The meter is sensitive enough to respond to weak heat sources like LED bulbs and even fingertips, so you can test it without firing the laser. The numeric value shows the power from a CO₂ laser beam dumping an equivalent amount of energy into the sensor:

The sensor target is 20 mm OD, although the instructions remind you to “Ensure the laser is emitted to the center of the sensor”. I suspect hitting the sensor with a focused laser spot will eventually damage the surface.
Making a real measurement requires:
- Set the
Pulsebutton for continuous output - Set the power level
- Defeat the lid interlock switch on the laser cabinet
- Push the blue button on the HLP-200B
- Quickly position the meter target accurately in the beam path
- Hold down the laser
Pulsebutton - Freeze in that position until the meter beeps
- Release the
Pulsebutton - Quickly reorient the meter and read the display
I have a visceral reluctance concerning safety interlock overrides, misgivings about poking my head inside the cabinet, and no yearning to put one hand near the beam line with the other on the console. Yes, I have known-good laser safety glasses.

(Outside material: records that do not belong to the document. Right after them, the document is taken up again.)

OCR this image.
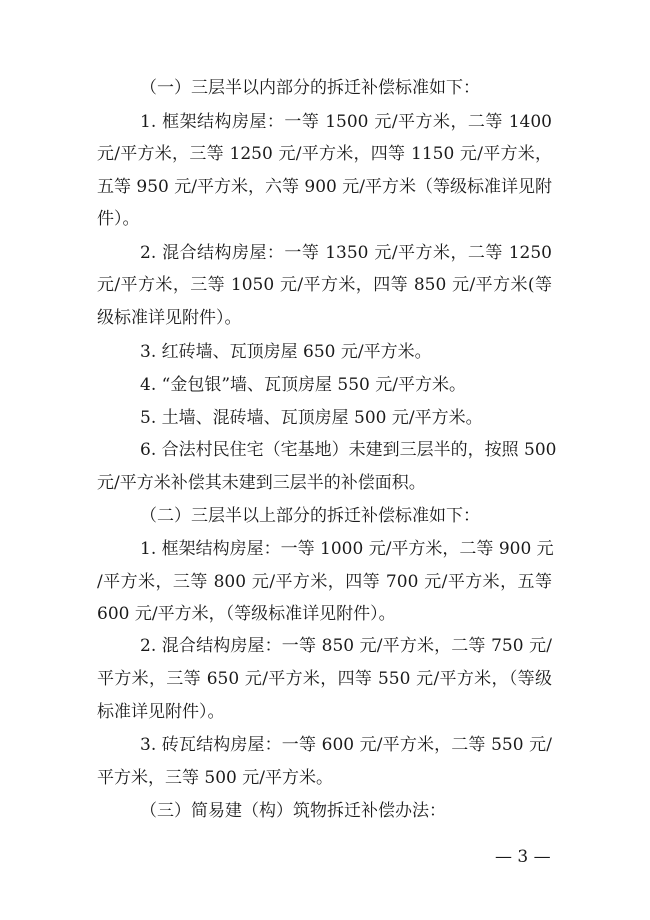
（一）三层半以内部分的拆迁补偿标准如下：
1. 框架结构房屋：一等 1500 元/平方米，二等 1400
元/平方米，三等 1250 元/平方米，四等 1150 元/平方米，
五等 950 元/平方米，六等 900 元/平方米（等级标准详见附
件）。
2. 混合结构房屋：一等 1350 元/平方米，二等 1250
元/平方米，三等 1050 元/平方米，四等 850 元/平方米(等
级标准详见附件）。
3. 红砖墙、瓦顶房屋 650 元/平方米。
4. “金包银”墙、瓦顶房屋 550 元/平方米。
5. 土墙、混砖墙、瓦顶房屋 500 元/平方米。
6. 合法村民住宅（宅基地）未建到三层半的，按照 500
元/平方米补偿其未建到三层半的补偿面积。
（二）三层半以上部分的拆迁补偿标准如下：
1. 框架结构房屋：一等 1000 元/平方米，二等 900 元
/平方米，三等 800 元/平方米，四等 700 元/平方米，五等
600 元/平方米，（等级标准详见附件）。
2. 混合结构房屋：一等 850 元/平方米，二等 750 元/
平方米，三等 650 元/平方米，四等 550 元/平方米，（等级
标准详见附件）。
3. 砖瓦结构房屋：一等 600 元/平方米，二等 550 元/
平方米，三等 500 元/平方米。
（三）简易建（构）筑物拆迁补偿办法：
— 3 —
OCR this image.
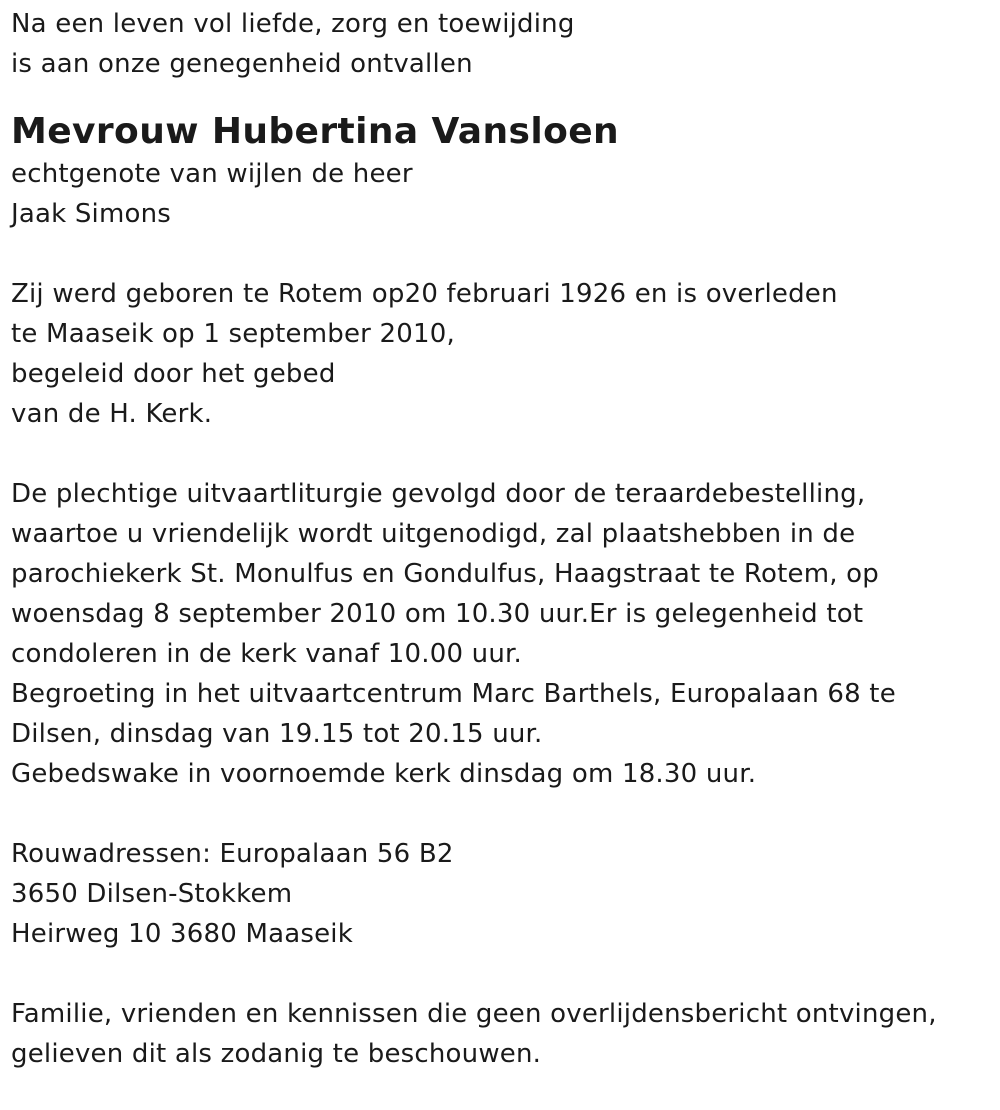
Na een leven vol liefde, zorg en toewijding
is aan onze genegenheid ontvallen
Mevrouw Hubertina Vansloen
echtgenote van wijlen de heer
Jaak Simons
Zij werd geboren te Rotem op20 februari 1926 en is overleden
te Maaseik op 1 september 2010,
begeleid door het gebed
van de H. Kerk.
De plechtige uitvaartliturgie gevolgd door de teraardebestelling,
waartoe u vriendelijk wordt uitgenodigd, zal plaatshebben in de
parochiekerk St. Monulfus en Gondulfus, Haagstraat te Rotem, op
woensdag 8 september 2010 om 10.30 uur.Er is gelegenheid tot
condoleren in de kerk vanaf 10.00 uur.
Begroeting in het uitvaartcentrum Marc Barthels, Europalaan 68 te
Dilsen, dinsdag van 19.15 tot 20.15 uur.
Gebedswake in voornoemde kerk dinsdag om 18.30 uur.
Rouwadressen: Europalaan 56 B2
3650 Dilsen-Stokkem
Heirweg 10 3680 Maaseik
Familie, vrienden en kennissen die geen overlijdensbericht ontvingen,
gelieven dit als zodanig te beschouwen.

The meter generates plausible results for the (claimed) 60 W tube in my machine, but further tests await conjuring fixtures to keep various irreplaceable body parts out of harm’s way.
Comments
5 responses to “HLP-200B CO₂ Laser Power Meter”
That kind of measurement doesn’t sound like fun if you use ISO-STD body parts. I’m envisioning a small robot; camera, microphone, and a robotic finger so you could do the entire test setup with the cabinet closed. Communications to the outside world to be arranged.
(I have an inherited wood-oriented bandsaw. It’s the least used and scariest item in the shop. I keep contemplating setting it up with a very low speed drive for metal cutting. Still touchy, but the small metal-cutting bandsaw is a bit less spooky.
[…] overall measurement process for the HLP-200B laser power meter requires more coordination than I can muster on a dependable basis, so a third hand seemed in […]
[…] want to put the HLP-200B Laser Power Meter at the tube’s exit, just upstream from Mirror 1, where it can measure the laser’s power […]
Hey ED…
Chuck here…
good write up……I need to get one but I see there is a
‘B’ version…..
is this the latest or an upgrade ?
The
Bversion is an upgrade from the previous white-ish case with bigger target and a tiny button, although the instruction sheet seems caught in between.